The FBI plans to hire more staff and implement technology upgrades to its public tipline after mishandling two warnings that confessed Parkland killer Nikolas Cruz might shoot up a school.
An FBI director explained the changes in a two-page letter to the state commission investigating the Feb. 14 massacre at Marjory Stoneman Douglas High School in Parkland. The letter was sent in lieu of offering in-person testimony before the commission, as chair and Pinellas County Sheriff Bob Gualtieri requested months ago.
Read more: Four Stoneman Douglas High School Employees Transferred After Parkland Shooting Missteps
The correspondence arrived more than two weeks after FBI officials told Gualtieri it had been sent, further delaying when the panel might be able to consider the information as it prepares a report for state leaders with recommendations about how to prevent and prepare for another school shooting.
The Marjory Stoneman Douglas High School Public Safety Commission is scheduled to meet again Dec. 12-13 in Sunrise before the Jan. 1, 2019, deadline for its report.
Gualtieri has said he believed the FBI was sending details of an internal investigation into why the federal agency did not properly follow up on the tips.
"I, like the rest of the commission, [am] anxious to know what's in it so we can find out what happened," Gualtieri said earlier this month, referring to the FBI "packet" he was told was in the mail. "Hopefully, we'll get some insight into what happened and decide how to proceed from there."

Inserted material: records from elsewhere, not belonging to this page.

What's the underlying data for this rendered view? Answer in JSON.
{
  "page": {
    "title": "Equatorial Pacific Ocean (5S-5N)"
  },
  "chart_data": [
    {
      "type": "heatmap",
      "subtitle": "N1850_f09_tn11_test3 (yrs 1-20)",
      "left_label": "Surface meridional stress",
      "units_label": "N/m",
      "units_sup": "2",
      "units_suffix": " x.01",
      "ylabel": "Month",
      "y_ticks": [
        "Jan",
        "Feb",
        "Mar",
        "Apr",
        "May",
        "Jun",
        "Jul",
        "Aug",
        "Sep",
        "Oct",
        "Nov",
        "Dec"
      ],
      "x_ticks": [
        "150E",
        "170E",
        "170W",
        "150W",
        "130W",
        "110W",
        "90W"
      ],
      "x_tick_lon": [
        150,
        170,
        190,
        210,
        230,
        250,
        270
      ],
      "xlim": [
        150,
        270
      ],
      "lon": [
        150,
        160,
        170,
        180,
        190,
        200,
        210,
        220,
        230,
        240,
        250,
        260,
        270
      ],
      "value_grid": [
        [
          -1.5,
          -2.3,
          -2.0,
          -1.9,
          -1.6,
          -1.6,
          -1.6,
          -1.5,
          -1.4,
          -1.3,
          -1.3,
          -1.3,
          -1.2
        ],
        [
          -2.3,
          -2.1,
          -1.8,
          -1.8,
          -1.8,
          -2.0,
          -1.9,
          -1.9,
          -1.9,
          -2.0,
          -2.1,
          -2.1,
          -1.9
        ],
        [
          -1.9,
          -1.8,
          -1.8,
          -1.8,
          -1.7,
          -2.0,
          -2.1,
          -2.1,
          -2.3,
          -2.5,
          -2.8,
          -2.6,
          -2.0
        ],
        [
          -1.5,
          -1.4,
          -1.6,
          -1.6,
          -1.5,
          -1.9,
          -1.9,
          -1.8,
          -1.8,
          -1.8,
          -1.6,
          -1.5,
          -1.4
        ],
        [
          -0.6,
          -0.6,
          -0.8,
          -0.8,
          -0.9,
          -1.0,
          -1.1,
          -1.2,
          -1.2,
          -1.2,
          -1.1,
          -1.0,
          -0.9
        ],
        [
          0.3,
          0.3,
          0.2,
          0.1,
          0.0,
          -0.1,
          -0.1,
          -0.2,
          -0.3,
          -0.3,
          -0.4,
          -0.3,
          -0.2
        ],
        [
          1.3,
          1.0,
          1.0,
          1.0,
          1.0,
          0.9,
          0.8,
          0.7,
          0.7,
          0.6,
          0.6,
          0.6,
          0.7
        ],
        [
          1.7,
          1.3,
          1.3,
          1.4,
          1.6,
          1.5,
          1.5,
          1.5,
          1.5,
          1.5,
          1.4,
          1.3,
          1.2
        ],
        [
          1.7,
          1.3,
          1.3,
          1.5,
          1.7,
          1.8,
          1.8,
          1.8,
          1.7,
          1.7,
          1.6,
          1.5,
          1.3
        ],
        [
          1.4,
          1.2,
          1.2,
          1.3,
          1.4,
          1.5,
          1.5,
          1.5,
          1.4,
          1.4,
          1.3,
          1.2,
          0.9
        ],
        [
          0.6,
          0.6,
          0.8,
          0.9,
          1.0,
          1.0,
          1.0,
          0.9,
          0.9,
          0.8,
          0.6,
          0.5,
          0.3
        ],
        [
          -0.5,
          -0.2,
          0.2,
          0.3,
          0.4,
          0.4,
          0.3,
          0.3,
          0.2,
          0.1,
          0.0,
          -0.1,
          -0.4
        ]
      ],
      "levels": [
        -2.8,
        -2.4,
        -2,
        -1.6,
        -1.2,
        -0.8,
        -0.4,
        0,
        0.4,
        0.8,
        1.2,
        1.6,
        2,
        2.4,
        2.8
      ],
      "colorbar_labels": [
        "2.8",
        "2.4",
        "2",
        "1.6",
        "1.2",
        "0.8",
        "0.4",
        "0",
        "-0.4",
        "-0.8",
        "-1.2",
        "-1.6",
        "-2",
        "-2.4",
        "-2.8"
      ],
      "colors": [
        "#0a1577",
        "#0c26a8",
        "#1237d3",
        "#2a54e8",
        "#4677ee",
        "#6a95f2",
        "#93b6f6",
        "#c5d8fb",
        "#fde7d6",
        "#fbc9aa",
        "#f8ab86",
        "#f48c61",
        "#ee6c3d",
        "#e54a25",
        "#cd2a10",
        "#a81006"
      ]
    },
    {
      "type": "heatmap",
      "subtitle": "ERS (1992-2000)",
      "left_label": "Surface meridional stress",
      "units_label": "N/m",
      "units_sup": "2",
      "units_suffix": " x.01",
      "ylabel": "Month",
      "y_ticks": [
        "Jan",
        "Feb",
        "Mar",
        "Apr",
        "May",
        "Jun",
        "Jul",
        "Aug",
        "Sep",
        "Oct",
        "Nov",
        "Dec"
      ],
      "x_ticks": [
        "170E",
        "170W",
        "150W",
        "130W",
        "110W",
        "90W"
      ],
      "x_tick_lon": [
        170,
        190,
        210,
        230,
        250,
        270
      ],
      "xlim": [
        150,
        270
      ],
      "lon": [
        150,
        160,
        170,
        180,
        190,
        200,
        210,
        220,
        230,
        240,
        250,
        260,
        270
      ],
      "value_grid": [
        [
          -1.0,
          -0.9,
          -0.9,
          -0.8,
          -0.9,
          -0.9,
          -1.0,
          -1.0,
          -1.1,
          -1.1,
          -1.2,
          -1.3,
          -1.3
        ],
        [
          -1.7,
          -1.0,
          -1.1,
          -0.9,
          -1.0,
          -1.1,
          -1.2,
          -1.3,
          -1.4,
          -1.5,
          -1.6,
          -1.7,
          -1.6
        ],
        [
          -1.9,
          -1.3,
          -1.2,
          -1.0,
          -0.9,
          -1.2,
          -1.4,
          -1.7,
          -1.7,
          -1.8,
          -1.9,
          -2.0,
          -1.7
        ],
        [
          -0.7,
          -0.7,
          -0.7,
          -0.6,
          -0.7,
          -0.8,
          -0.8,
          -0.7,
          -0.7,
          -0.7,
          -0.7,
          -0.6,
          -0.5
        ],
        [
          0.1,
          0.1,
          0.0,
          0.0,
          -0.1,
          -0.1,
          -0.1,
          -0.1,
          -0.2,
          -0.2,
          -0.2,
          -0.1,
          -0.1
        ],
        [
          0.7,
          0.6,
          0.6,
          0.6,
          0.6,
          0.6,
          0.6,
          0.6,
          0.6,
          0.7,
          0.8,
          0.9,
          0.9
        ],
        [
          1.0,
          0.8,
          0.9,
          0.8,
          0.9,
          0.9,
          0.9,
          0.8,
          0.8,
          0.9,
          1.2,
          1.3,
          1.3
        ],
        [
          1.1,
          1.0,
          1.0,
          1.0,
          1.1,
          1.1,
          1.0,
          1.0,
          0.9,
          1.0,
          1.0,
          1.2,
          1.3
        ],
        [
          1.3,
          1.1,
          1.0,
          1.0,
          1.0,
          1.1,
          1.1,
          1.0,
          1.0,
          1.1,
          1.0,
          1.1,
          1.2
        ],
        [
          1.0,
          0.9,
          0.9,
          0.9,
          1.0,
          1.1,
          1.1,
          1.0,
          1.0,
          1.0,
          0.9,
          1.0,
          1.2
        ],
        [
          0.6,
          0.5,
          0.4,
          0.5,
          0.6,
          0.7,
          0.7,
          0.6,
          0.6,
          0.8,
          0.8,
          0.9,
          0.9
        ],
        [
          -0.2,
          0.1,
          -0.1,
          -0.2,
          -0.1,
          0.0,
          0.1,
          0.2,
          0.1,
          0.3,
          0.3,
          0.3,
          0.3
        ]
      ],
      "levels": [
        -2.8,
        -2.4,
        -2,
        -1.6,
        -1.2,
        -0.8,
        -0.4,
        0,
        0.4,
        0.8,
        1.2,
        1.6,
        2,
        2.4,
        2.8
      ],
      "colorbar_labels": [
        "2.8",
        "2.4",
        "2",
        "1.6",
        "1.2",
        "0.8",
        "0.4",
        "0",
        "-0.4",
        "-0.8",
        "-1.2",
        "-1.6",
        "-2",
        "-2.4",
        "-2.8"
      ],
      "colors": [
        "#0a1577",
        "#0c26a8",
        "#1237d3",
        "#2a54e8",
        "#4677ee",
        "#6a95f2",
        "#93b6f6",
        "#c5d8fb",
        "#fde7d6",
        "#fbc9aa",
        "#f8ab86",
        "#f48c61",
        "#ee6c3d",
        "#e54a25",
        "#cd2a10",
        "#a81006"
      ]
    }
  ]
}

The letter doesn't get into specifics about the missed tips, which might have helped prevent the killings of 14 students and three staff members at the Broward County public school.
The letter says the FBI is working to reform its Public Access Line, or PAL, through which the agency receives thousands of calls every day. Instead of operating as only a call-intake center, PAL will soon have additional staff who are qualified to analyze and disseminate the information to law enforcement agents "in a timely manner." At least 62 more people will be hired to staff the tipline, according to the letter.
Also, there will be new safeguards in place to make sure any tips that include words referencing threats to human life will be thoroughly reviewed. That includes a new "speech-to-text" technology feature "to identify key threat words used by the caller in the digital transcript of a call."